Off-year elections are about local issues. nnTurnout tends to be low, especially in states that do not have high-profile offices at the top of the ticket, and that makes the results a somewhat unreliable bellwether for 2016.
That hasn’t stopped the national political pundits from divining national meaning from local tea leaves. This election, for instance, was a “conservative wave.” Except where it was a repudiation of Chris Christie, Barack Obama, the Affordable Care Act, gay rights, etc. Or where it was an endorsement of outsiders.
And while there is a grain of truth in each of these assertions, it is foolish to read too much into what happened Nov. 3.
Take New Jersey, for instance, where – if the numbers hold – Democrats will have picked up five seats in the state Assembly. The easy assumption is that this was a referendum on Gov. Chris Christie and that it shows that voters, even in his home state, dislike the governor’s policies. That’s likely a stretch.
It is true that the Democrats ran against Christie, as much as and probably more than they ran against sitting Republicans. But we need to be careful not to read too much into that. Running against Christie in New Jersey has a very different meaning here than it does elsewhere. Christie’s approval ratings have cratered, to be sure, but part of what has caused his downward spiral is his presidential run – he is now seen as an absentee landlord, so to speak, a man more concerned with his national profile than with fixing what ails the state.
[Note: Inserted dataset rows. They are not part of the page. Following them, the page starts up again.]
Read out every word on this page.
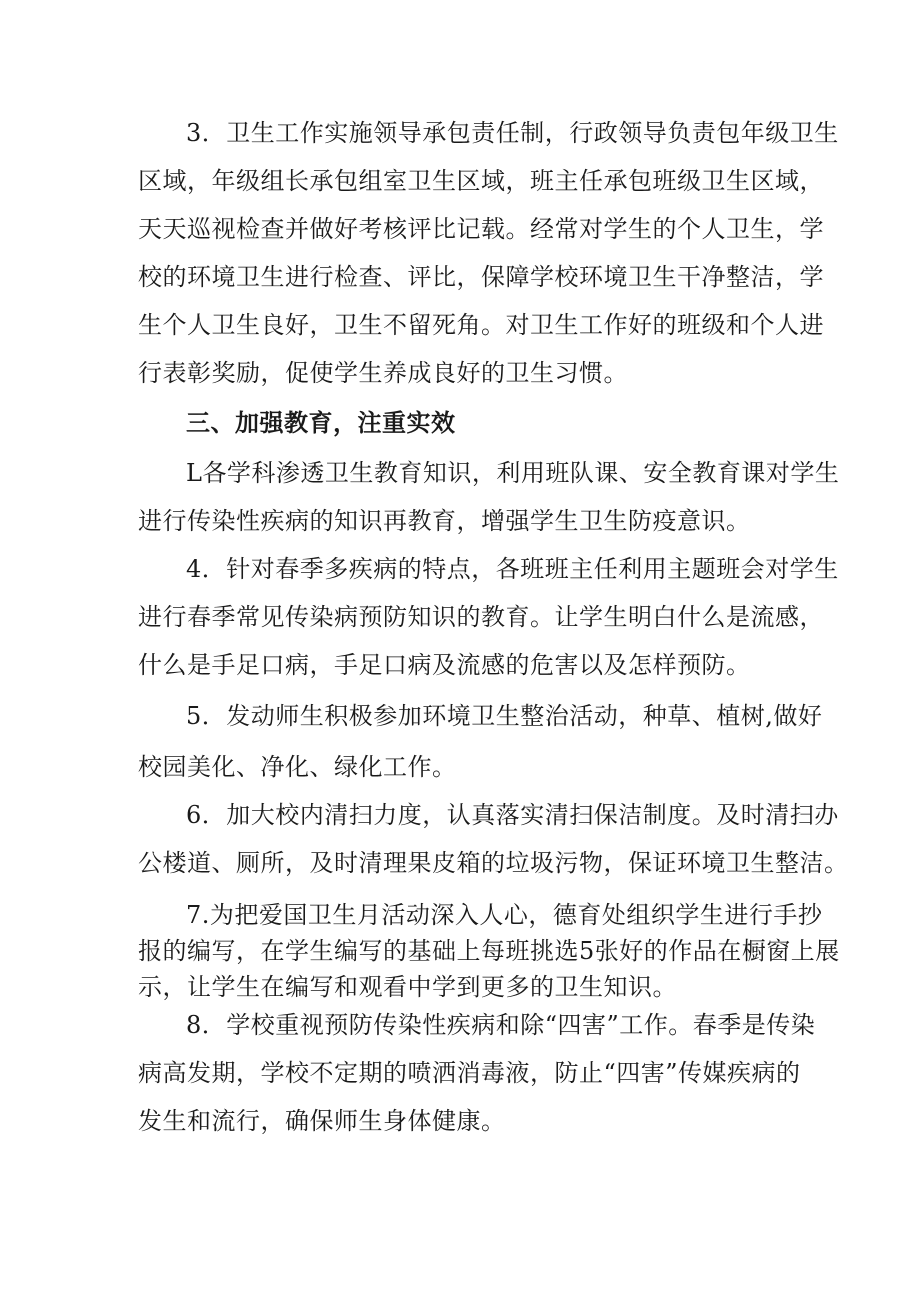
3．卫生工作实施领导承包责任制，行政领导负责包年级卫生
区域，年级组长承包组室卫生区域，班主任承包班级卫生区域，
天天巡视检查并做好考核评比记载。经常对学生的个人卫生，学
校的环境卫生进行检查、评比，保障学校环境卫生干净整洁，学
生个人卫生良好，卫生不留死角。对卫生工作好的班级和个人进
行表彰奖励，促使学生养成良好的卫生习惯。
三、加强教育，注重实效
L各学科渗透卫生教育知识，利用班队课、安全教育课对学生
进行传染性疾病的知识再教育，增强学生卫生防疫意识。
4．针对春季多疾病的特点，各班班主任利用主题班会对学生
进行春季常见传染病预防知识的教育。让学生明白什么是流感，
什么是手足口病，手足口病及流感的危害以及怎样预防。
5．发动师生积极参加环境卫生整治活动，种草、植树,做好
校园美化、净化、绿化工作。
6．加大校内清扫力度，认真落实清扫保洁制度。及时清扫办
公楼道、厕所，及时清理果皮箱的垃圾污物，保证环境卫生整洁。
7.为把爱国卫生月活动深入人心，德育处组织学生进行手抄
报的编写，在学生编写的基础上每班挑选5张好的作品在橱窗上展
示，让学生在编写和观看中学到更多的卫生知识。
8．学校重视预防传染性疾病和除“四害”工作。春季是传染
病高发期，学校不定期的喷洒消毒液，防止“四害”传媒疾病的
发生和流行，确保师生身体健康。
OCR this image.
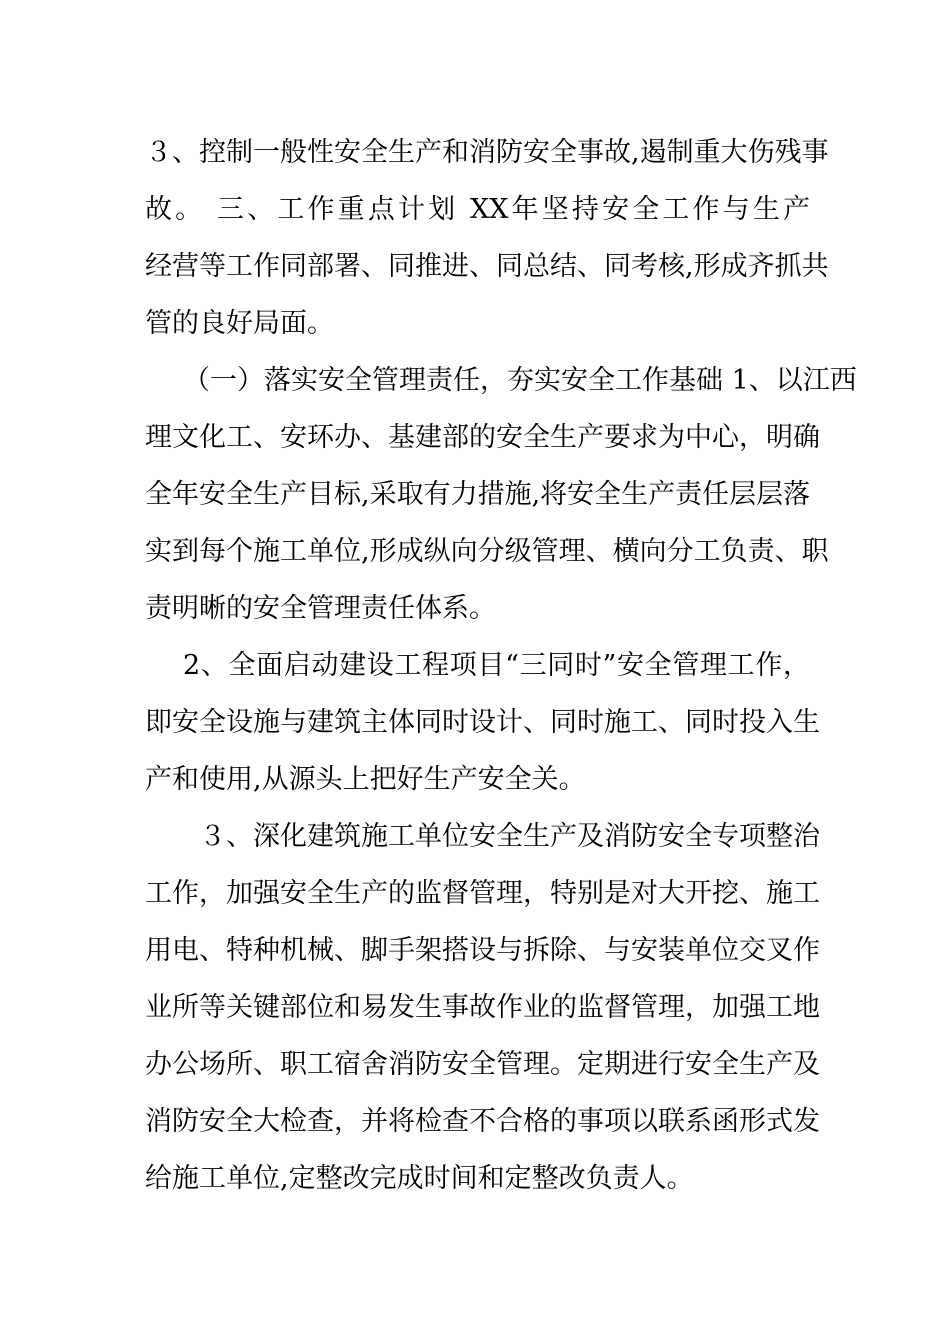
３、控制一般性安全生产和消防安全事故,遏制重大伤残事
故。 三、工作重点计划 XX年坚持安全工作与生产
经营等工作同部署、同推进、同总结、同考核,形成齐抓共
管的良好局面。
（一）落实安全管理责任，夯实安全工作基础 1、以江西
理文化工、安环办、基建部的安全生产要求为中心，明确
全年安全生产目标,采取有力措施,将安全生产责任层层落
实到每个施工单位,形成纵向分级管理、横向分工负责、职
责明晰的安全管理责任体系。
2、全面启动建设工程项目“三同时”安全管理工作，
即安全设施与建筑主体同时设计、同时施工、同时投入生
产和使用,从源头上把好生产安全关。
３、深化建筑施工单位安全生产及消防安全专项整治
工作，加强安全生产的监督管理，特别是对大开挖、施工
用电、特种机械、脚手架搭设与拆除、与安装单位交叉作
业所等关键部位和易发生事故作业的监督管理，加强工地
办公场所、职工宿舍消防安全管理。定期进行安全生产及
消防安全大检查，并将检查不合格的事项以联系函形式发
给施工单位,定整改完成时间和定整改负责人。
It also is important to note that Christie has had little impact on the electoral success of the state’s Republican party down ticket. New Jersey remains blue – 59% of voters went for Barack Obama in 2012, and while Christie managed to crack 60% of the vote in 2013, he still attracted nearly 900,000 fewer voters than Obama (and about 200,000 fewer than Romney). Just as importantly, Christie’s coattails were nearly non-existent – the Republicans picked up a single Assembly seat in 2009, when Christie ousted the incumbent – and incredibly unpopular — Democratic governor, Jon Corzine. The Republicans then lost a seat during the 2011 off year and then broke even in 2013.
Does this mean that this year’s Nov. 3 results have no bearing on the presidential race in 2016? Not necessarily. What it does do, I think, is show that there are a lot of things in play when a voter enters the voting booth – including who is at the top of the ticket, who is president or governor, and what the primary drivers of local races just might be.
In New Jersey, Christie’s absence has been as important as his policy failures. In Houston, where a civil rights measure failed, and in Kentucky, where the GOP captured the governor’s office, socially conservative voters did what you might expect conservative red-state voters to do – and let’s face it, New Jersey, Texas and Kentucky are not states that will be in play come November 2016.
The lessons that we should be taking from this year’s election – and from every off-year election – are not that they offer a glimpse into what voters will do when the presidency is at stake, but rather that we have a problem in our democracy. Turnout hit historical lows in many states, making the results far less representative of what citizens desire than what a small committed minority wants. The nationalizing of local and state elections does not help, signaling as it does to voters that the only thing worth worrying about is the White House.
Ultimately, this has real consequences – in state tax, health, energy and land-use policies, in infrastructure repair, in the provision of services, in state-level civil rights protections, in redistricting of state and federal offices and so on. Local elections are important because they have local consequences, and it is time we stop treating them as the undercard for the presidential race.